A shrinking window
On the eve of the 2013 Budget presentation the contours of the forthcoming measures are taking shape. Now that the urgency and imperatives are seemingly understood, or at least appreciated, a credible framework has been emerging.
The national consultation on the economy which was followed by a series of stakeholder consultations have all given rise to a cocktail of optimism and anxiety. Prime ministerial commitment to significant deficit reduction, as well as the tone and musings of the Minister of Finance and Economic Affairs have spurred optimism about the prospect of imminent solutions to the ongoing morass.
The budding anxiety stems from a reasonable expectation that the scale of the fiscal adjustment that is required is likely to result in some short-term socio-economic adversity.
The draft Barbados Growth and Development Strategy 2013 to 2020, a recent private sector prescription for the ailing economy, the Opposition’s policy platform and a plethora of recommendations from various economists and business people have formed the parameters of the action that the country so desperately needs.
It is important that Barbadians understand that tough choices are required to prevent further erosion of the standard of living while laying a strong foundation for the restoration of growth, prosperity and human development.
In fact, many of the choices that will be revealed in the up-coming Budget would have been long overdue. The politics of pandering and expediency that sometimes enveloped the last BLP and DLP administrations would have jettisoned the resolve to undertake the necessary transformation of the delivery and administration of public services.
Whether it is true or not, it appears as if the Government’s hands have been forced by the gravity of recent domestic economic deterioration. That is unfortunate! Regrettably the Stuart Administration has not been proactive.
“Wait and see” seem to have been the governing philosophy. Putting off the inevitable has hitherto been the modus operandi. At the 11th hour, the fiscal deficit is almost as large as it was in 2010, the foreign reserves have slid precipitously, the economy is again in recession and the debt matrix has deteriorated.
According to the draft BGDS, “the existing debt repayment profile is somewhat skewed to the front end and has an overall (principal and interest) trend of significant and increasing maturities due in the medium term”.
It goes on to point out that “approximately 47 per cent of central government’s debt will mature in the next five years, and there are a number of years, where the amounts due are particularly weighty (in excess of $350 million), which limits the opportunity to issue additional debt which would mature in these years”.
This is no trivial matter.
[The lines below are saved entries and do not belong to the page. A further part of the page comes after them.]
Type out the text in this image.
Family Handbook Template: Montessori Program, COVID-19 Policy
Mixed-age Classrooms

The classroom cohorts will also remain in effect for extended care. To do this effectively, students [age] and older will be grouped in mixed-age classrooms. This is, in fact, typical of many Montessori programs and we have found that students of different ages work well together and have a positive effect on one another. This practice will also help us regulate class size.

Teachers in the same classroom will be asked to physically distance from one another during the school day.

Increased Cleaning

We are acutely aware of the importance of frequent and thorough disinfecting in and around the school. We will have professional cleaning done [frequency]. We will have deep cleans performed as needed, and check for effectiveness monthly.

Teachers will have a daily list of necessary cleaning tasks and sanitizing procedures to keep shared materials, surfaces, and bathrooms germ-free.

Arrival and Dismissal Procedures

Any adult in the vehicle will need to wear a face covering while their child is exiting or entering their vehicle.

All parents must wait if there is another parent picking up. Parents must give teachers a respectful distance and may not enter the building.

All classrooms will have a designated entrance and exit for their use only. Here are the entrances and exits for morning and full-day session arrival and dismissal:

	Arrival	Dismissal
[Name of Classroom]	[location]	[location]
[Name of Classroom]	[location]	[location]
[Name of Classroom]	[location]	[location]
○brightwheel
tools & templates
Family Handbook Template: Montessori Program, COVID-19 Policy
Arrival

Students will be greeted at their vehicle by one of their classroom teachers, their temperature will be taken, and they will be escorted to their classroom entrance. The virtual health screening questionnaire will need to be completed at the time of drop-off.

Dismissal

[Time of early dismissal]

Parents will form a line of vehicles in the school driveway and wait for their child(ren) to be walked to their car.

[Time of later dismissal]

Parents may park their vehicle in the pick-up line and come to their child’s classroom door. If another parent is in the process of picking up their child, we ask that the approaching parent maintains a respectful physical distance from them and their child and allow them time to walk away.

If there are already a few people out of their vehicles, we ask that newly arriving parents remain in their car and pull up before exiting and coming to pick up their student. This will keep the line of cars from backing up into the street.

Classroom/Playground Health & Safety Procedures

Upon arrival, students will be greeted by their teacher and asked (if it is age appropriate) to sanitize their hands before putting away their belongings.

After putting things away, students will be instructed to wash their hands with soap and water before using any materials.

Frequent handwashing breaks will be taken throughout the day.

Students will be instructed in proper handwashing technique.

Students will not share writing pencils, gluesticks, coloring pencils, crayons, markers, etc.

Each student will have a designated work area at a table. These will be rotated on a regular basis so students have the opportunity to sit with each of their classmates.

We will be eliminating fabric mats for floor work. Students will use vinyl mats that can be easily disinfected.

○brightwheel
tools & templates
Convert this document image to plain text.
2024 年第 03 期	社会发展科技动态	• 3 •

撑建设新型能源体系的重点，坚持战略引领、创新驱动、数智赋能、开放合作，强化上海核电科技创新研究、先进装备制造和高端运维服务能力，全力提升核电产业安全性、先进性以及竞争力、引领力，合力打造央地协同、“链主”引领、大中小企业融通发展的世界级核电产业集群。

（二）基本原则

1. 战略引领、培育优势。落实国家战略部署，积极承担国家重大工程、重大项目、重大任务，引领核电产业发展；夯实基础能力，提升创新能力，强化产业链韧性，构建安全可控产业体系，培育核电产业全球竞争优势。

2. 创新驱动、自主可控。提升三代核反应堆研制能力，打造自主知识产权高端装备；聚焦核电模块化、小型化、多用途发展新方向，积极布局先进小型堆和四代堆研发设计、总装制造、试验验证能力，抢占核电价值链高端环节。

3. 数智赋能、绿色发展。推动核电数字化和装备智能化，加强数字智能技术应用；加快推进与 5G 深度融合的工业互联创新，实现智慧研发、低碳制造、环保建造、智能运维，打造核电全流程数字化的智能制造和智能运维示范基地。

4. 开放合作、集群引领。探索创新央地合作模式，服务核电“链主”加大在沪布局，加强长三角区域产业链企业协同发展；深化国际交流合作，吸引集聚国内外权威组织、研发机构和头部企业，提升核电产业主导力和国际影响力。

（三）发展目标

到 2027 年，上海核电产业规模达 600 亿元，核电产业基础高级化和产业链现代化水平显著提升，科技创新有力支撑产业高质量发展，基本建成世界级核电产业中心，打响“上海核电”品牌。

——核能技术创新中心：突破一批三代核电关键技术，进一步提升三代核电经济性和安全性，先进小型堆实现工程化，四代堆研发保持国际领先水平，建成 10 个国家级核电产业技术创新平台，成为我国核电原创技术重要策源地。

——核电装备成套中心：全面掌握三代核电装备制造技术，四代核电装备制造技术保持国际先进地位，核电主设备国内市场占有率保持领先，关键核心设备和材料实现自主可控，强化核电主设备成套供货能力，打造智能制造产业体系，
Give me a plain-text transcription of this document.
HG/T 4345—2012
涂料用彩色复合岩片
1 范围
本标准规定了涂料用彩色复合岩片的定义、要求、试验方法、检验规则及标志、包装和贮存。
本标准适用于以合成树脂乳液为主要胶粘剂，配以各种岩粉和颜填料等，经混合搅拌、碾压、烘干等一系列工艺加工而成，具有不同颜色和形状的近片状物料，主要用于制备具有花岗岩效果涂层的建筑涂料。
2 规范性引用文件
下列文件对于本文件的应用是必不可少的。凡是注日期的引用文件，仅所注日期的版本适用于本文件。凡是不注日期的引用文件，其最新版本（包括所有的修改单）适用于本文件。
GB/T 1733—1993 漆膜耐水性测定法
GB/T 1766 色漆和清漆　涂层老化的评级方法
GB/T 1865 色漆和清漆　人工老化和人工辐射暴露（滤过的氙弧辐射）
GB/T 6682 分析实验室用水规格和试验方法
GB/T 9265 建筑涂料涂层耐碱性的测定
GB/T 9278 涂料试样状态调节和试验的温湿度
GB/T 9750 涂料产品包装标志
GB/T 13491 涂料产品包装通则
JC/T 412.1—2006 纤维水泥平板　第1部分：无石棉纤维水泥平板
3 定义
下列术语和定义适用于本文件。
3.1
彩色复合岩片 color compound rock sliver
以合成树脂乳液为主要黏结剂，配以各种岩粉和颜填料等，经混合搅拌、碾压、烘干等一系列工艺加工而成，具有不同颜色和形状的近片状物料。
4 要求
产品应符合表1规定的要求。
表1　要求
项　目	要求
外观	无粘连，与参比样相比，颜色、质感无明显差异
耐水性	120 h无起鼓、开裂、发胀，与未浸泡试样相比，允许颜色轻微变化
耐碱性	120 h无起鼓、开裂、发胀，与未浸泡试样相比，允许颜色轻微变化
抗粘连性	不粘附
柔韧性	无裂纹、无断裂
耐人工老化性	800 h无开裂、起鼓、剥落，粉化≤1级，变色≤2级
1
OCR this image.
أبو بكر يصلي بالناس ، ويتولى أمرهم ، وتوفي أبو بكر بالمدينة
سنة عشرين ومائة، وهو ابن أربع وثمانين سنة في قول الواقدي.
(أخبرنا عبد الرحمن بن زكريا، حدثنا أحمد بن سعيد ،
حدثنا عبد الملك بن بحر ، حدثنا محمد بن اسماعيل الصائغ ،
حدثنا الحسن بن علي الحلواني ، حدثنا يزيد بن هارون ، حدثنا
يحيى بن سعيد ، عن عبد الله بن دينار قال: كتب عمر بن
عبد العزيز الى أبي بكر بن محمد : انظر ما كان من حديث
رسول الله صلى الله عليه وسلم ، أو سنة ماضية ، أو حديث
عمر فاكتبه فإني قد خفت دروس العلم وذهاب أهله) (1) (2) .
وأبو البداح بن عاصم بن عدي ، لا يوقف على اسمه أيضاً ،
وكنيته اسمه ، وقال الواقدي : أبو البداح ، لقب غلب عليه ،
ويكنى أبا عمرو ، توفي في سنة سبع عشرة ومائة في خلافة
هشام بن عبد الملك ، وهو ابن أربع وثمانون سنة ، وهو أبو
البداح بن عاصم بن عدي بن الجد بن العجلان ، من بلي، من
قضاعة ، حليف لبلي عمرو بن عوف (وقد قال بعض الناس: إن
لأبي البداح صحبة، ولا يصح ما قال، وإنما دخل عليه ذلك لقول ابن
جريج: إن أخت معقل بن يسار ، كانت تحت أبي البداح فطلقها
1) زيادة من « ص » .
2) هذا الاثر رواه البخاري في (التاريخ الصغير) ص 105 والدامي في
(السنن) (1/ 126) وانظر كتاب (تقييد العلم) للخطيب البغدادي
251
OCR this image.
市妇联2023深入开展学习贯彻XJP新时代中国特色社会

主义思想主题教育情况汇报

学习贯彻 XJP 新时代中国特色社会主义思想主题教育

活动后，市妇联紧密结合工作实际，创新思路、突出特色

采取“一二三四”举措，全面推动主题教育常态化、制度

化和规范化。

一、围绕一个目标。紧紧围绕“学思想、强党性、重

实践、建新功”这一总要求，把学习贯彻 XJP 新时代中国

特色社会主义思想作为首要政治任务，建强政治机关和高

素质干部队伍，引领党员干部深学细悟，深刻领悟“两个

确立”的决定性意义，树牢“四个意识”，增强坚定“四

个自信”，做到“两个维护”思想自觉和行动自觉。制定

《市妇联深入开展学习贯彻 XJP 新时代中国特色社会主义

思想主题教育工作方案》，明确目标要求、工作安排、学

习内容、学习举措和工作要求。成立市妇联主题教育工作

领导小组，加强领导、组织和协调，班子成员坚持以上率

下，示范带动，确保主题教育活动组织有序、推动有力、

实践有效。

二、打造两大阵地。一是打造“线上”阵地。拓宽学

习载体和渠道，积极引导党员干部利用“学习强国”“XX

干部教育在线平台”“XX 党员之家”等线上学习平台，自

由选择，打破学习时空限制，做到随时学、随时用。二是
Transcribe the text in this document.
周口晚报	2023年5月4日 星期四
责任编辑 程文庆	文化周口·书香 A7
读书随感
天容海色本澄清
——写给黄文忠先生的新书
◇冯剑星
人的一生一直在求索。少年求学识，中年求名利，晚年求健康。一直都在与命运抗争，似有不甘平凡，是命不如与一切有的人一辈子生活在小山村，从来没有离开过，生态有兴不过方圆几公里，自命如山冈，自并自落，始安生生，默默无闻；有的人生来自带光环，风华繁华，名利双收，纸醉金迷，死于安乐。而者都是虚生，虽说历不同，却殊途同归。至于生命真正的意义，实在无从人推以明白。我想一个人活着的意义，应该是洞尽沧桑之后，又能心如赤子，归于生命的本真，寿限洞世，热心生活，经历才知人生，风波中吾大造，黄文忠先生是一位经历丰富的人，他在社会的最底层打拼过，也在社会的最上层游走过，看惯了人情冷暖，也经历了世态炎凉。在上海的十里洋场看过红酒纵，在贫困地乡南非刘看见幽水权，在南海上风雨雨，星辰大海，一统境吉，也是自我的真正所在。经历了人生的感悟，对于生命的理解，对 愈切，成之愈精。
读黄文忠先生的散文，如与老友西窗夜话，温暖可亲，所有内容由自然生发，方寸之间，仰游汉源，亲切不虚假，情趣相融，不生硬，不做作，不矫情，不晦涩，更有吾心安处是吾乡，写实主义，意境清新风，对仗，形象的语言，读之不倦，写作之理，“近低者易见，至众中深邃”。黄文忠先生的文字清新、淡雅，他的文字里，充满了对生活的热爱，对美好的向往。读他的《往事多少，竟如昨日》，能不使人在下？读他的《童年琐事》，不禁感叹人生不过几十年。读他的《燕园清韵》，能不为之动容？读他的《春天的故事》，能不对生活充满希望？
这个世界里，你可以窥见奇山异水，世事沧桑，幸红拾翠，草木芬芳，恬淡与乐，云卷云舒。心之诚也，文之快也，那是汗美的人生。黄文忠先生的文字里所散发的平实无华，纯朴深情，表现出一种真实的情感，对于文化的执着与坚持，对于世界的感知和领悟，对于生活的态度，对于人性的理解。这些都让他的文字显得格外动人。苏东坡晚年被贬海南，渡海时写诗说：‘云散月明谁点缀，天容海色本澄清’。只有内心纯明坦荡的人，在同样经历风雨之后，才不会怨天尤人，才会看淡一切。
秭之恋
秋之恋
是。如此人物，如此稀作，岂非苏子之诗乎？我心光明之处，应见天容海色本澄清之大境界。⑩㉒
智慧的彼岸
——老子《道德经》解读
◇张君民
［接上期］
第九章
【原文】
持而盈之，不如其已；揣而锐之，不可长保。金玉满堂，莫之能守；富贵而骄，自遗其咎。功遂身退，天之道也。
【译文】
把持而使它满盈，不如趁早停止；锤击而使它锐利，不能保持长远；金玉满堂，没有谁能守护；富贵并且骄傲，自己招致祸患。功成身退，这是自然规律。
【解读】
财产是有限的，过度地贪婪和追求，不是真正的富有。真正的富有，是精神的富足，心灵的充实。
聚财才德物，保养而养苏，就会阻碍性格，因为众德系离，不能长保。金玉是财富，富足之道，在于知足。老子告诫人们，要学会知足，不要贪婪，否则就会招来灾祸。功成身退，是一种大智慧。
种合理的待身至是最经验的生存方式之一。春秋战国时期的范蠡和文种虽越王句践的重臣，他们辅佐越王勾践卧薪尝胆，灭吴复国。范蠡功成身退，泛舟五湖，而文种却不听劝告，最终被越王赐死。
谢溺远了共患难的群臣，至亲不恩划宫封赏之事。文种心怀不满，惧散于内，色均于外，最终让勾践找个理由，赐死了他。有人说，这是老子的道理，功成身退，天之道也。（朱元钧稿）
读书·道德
Failure to significantly reduce the fiscal deficit within the next 12 to 18 months could be catastrophic.
Government’s recent debt sustainability analysis, done with the assistance of CARTAC concluded that Barbados’ debt remains unsustainably high and vulnerable to external shocks. No surprise here.
Moreover, Government’s fiscal space to invest in productive capital formation that spurs economic growth is being increasingly compromised by the bourgeoning debt levels. We already know that the lack of private sector confidence in domestic long-term debt has forced government to rely on unprecedented levels of short-term debt. This has resulted in high rollover (refinancing) risks.
These negative developments have alerted the authorities of the reality that failure to take corrective measures within the next six to 12 months will see the fiscal crisis followed by a Balance of Payments crisis that threatens the parity of the Barbados dollar and ultimately, prompts a rendezvous with the IMF.
They also explain why the Government has decided to seek to borrow on the international capital market this year. It is necessary for two reasons: (a) to mitigate the aforementioned risks associated with the debt profile and (b) to shore up the foreign reserves in order to stave off Balance of Payments risks.
For some time now, many of us knew what needs to be done. There is broad consensus on the challenges confronting Barbados. The root causes have been examined and many solutions have been advanced. The sticking point seemed to have been a lack of political will or perhaps naivety. For too long we have rested on our laurels but alas, the government is about to act! Barbadians are indeed a crisis people after all.
The Freundel Stuart Administration has acknowledged the key drivers of its fiscal deficit that must be remedied in order to achieve sustained deficit reduction. Some of the drivers listed in the BGDS include “the runaway tertiary education cost”, “the growing health care cost”, “the growing size of the public service and related statutory corporations”, lagging productivity, the cost of energy and antiquated systems of public administration.
The Ministry of Finance and Economic Affairs has already signalled that we could expect: (i) changes to how tertiary education and healthcare is funded and regulated, (ii) mergers of statutory corporations, (iii) caps on transfers to entities like the Transport Board, QEH and BADMC and so forth.
The quality of the 2013 Budget will therefore rest on the extent to which the stated policies address those key drivers of public expenditure. The success of the strategy that is unveiled next week will depend on the efficacy and timeliness of implementation.
I am confident that we can chart a brighter future if we are prepared to work together in the national interest. The window of opportunity is shrinking. The time for action is now!
I look forward to the day when national leadership is once again proactive in the management of State, and public policy is guided by strong philosophical moorings, a clear and bold vision, and a stellar civil service.